Strasbourg, 24 octobre 2024 — Aujourd’hui marque un anniversaire historique pour Strasbourg : le 24 octobre 1681, il y a 343 ans, la ville libre du Saint-Empire romain germanique passait sous le contrôle du royaume de France. Cet événement a marqué un tournant décisif dans l’histoire de la ville, modifiant son destin et l’inscrivant durablement dans la sphère française. Retour sur cette annexion pacifique qui a changé la trajectoire de la capitale alsacienne.

Contexte historique : la politique expansionniste de Louis XIV

À la fin du XVIIe siècle, Louis XIV, surnommé le « Roi-Soleil », s’attache à agrandir et sécuriser les frontières de son royaume. Après les traités de Westphalie (1648) et de Nimègue (1678-1679), la France était devenue une puissance continentale majeure. Cependant, les territoires à l’est, dont l’Alsace, restaient une zone d’influence stratégique à consolider pour contrer les menaces potentielles des puissances germaniques.

C’est dans ce cadre que le monarque français initie la politique des « Réunions », une série de manœuvres diplomatiques et militaires visant à annexer des territoires relevant du Saint-Empire romain germanique, mais historiquement ou juridiquement liés à des possessions françaises. Strasbourg, riche ville libre et centre commercial stratégique sur le Rhin, devint une cible majeure pour la Couronne française.

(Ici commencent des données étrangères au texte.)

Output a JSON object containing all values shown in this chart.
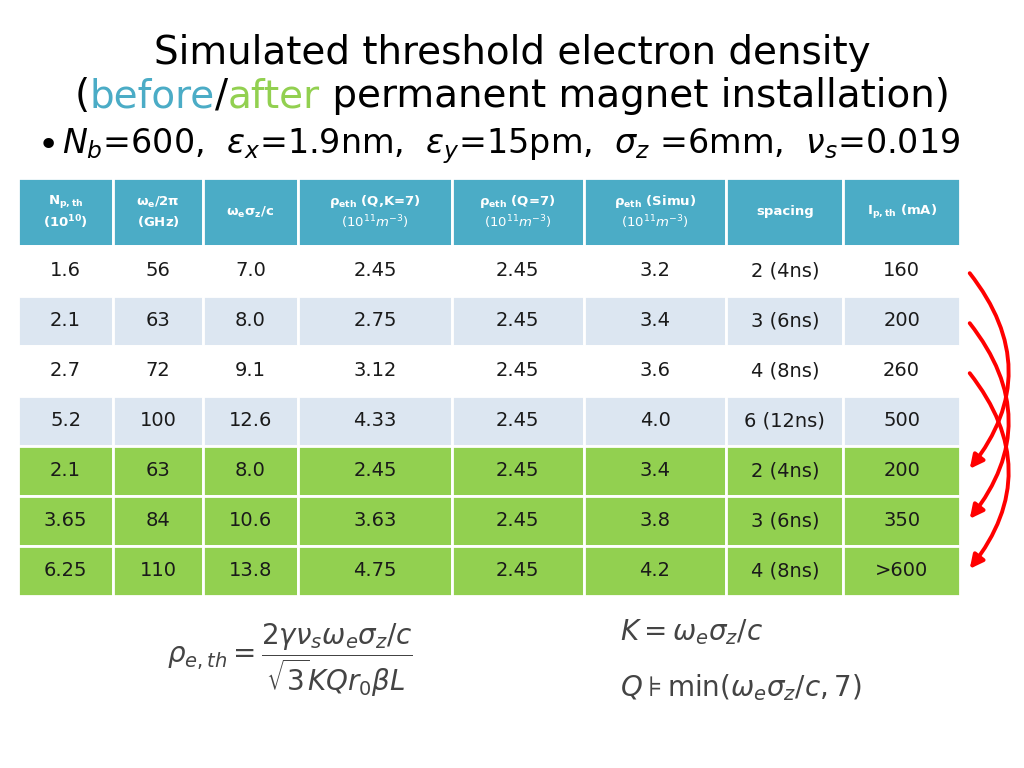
{
  "title_line1": "Simulated threshold electron density",
  "before_color": "#4BACC6",
  "after_color": "#92D050",
  "header_bg": "#4BACC6",
  "header_text": "#FFFFFF",
  "row_bg_white": "#FFFFFF",
  "row_bg_blue_light": "#DCE6F1",
  "row_bg_green": "#92D050",
  "col_headers": [
    "N_{p,th}\n(10^{10})",
    "omega_e/2pi\n(GHz)",
    "omega_e_sigma_z_c",
    "rho_eth_QK7\n(10^{11}m^{-3})",
    "rho_eth_Q7\n(10^{11}m^{-3})",
    "rho_eth_Simu\n(10^{11}m^{-3})",
    "spacing",
    "I_{p,th} (mA)"
  ],
  "rows": [
    [
      "1.6",
      "56",
      "7.0",
      "2.45",
      "2.45",
      "3.2",
      "2 (4ns)",
      "160",
      "white"
    ],
    [
      "2.1",
      "63",
      "8.0",
      "2.75",
      "2.45",
      "3.4",
      "3 (6ns)",
      "200",
      "light"
    ],
    [
      "2.7",
      "72",
      "9.1",
      "3.12",
      "2.45",
      "3.6",
      "4 (8ns)",
      "260",
      "white"
    ],
    [
      "5.2",
      "100",
      "12.6",
      "4.33",
      "2.45",
      "4.0",
      "6 (12ns)",
      "500",
      "light"
    ],
    [
      "2.1",
      "63",
      "8.0",
      "2.45",
      "2.45",
      "3.4",
      "2 (4ns)",
      "200",
      "green"
    ],
    [
      "3.65",
      "84",
      "10.6",
      "3.63",
      "2.45",
      "3.8",
      "3 (6ns)",
      "350",
      "green"
    ],
    [
      "6.25",
      "110",
      "13.8",
      "4.75",
      "2.45",
      "4.2",
      "4 (8ns)",
      ">600",
      "green"
    ]
  ]
}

Le 24 octobre 1681 : une annexion pacifique

Le 30 septembre 1681, une armée française commandée par le marquis de Louvois et accompagnée par le maréchal de Créquy, se présente aux portes de Strasbourg. Plutôt que d’opter pour un affrontement militaire, Louis XIV propose aux autorités locales une annexion pacifique. La ville, déjà isolée politiquement et militairement au sein du Saint-Empire, finit par céder aux pressions et accepte les termes proposés par le roi de France.

Le 24 octobre, les troupes françaises entrent dans la ville sans résistance. L’événement est solennisé par une cérémonie symbolique : le roi ordonne la restitution de la cathédrale de Strasbourg au culte catholique, après plus de 150 ans de domination protestante. Ce jour marque non seulement l’intégration de Strasbourg au royaume de France, mais aussi un tournant religieux et culturel pour la ville.

Conséquences de l’annexion

L’annexion de Strasbourg a des répercussions profondes, tant sur le plan politique que culturel. Bien que l’intégration au royaume de France soit réalisée pacifiquement, elle transforme la ville. Louis XIV ordonne la fortification de Strasbourg sous la direction de Vauban, l’un des plus grands ingénieurs militaires de l’époque. Le système de défense de la ville est ainsi modernisé pour répondre aux menaces venant des puissances voisines, notamment le Saint-Empire.

Sur le plan religieux, la restitution de la cathédrale de Strasbourg au culte catholique met fin à plus d’un siècle de domination protestante. Toutefois, Strasbourg conserve une certaine tolérance religieuse, un facteur qui permet à la ville de maintenir une relative harmonie entre ses communautés catholiques et protestantes.

Un tournant dans l’histoire alsacienne

L’annexion de 1681 est un moment clé dans l’histoire de l’Alsace et de Strasbourg. Bien que la ville ait été annexée, elle a su conserver une grande partie de son autonomie locale et de son identité culturelle. Cet épisode préfigure également les tensions entre la France et l’Allemagne qui marqueront les siècles suivants, notamment lors des guerres franco-prussiennes et des deux guerres mondiales.

Aujourd’hui, Strasbourg, en tant que capitale européenne et siège de nombreuses institutions internationales, témoigne de son rôle unique dans l’histoire franco-allemande. L’annexion de 1681 reste l’un des moments fondateurs de cette trajectoire particulière, liant la ville à l’histoire de la France tout en préservant son caractère distinct.